ZENSORS: FREQUENTLY ASKED QUESTIONS
Why not use Computer Vision altogether?
Our goal was not to beat existing CV systems; there are many advanced techniques to improve accuracy. Our CV features + ML show that even a basic approach can achieve high accuracy.
Even with our “simple” approach, we are unaware of any system in HCI or CV literature that approaches the breadth of Zensors. For example, here are 4 of the 13 sensors we deployed as part of an early study:
- “How messy is the counter?” (scale)
- “Is there leftover food?” (binary)
- “What type of food do you see?” (category)
- “How many people are standing in line?” (number)
- diverse, natural language questions
- sensors authored by non-experts (see video)
- with reasonably high accuracy
- needs zero training data
- receives live data within seconds
If you're sending an image every, let's say, 30 seconds, wouldn't that be a lot of images to process?
Correct, but we employ image similarity detection, wherein we only process images that are significantly different from a previously captured frame. This reduces the amount of data being sent to the crowd, with a reduction of up to 40% - 60%.

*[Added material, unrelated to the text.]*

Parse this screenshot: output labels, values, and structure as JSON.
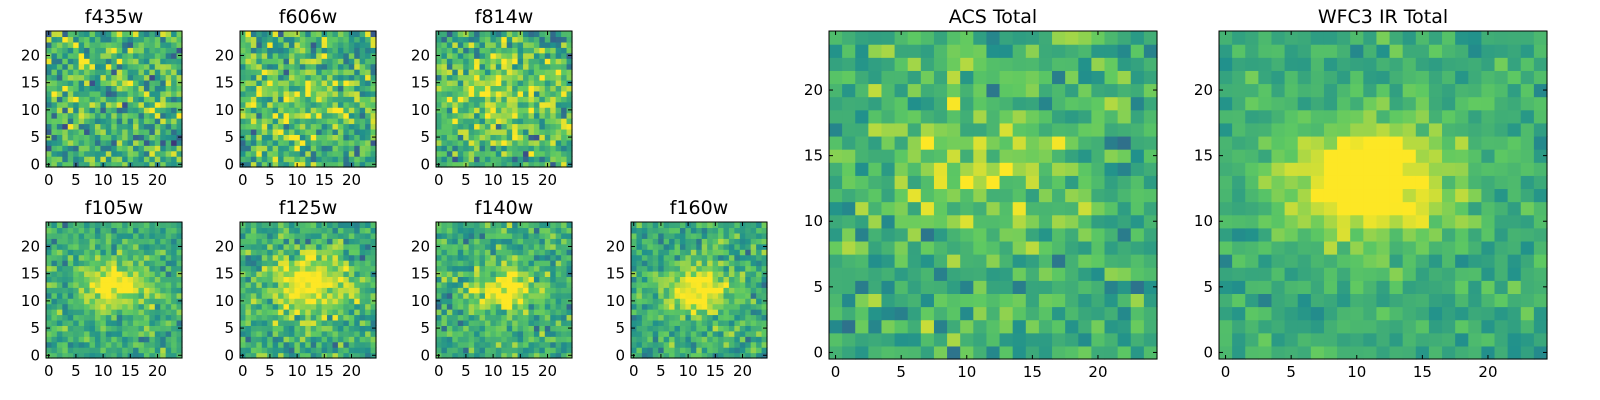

Is Zensors accuracy bounded by Computer Vision or the Crowd?
We show that accuracy is bounded by crowd accuracy, mainly due to image quality and question ambiguity. However, there are ways to mitigate this e.g., question templates, richer context, and example labels.
How much of Machine Learning have you explored in this work?
We are just scratching the surface when it comes to Machine Learning. We continue exploring contributing factors for success, and we plan to explore more sophisticated computer vision and machine learning techniques such as deep learning.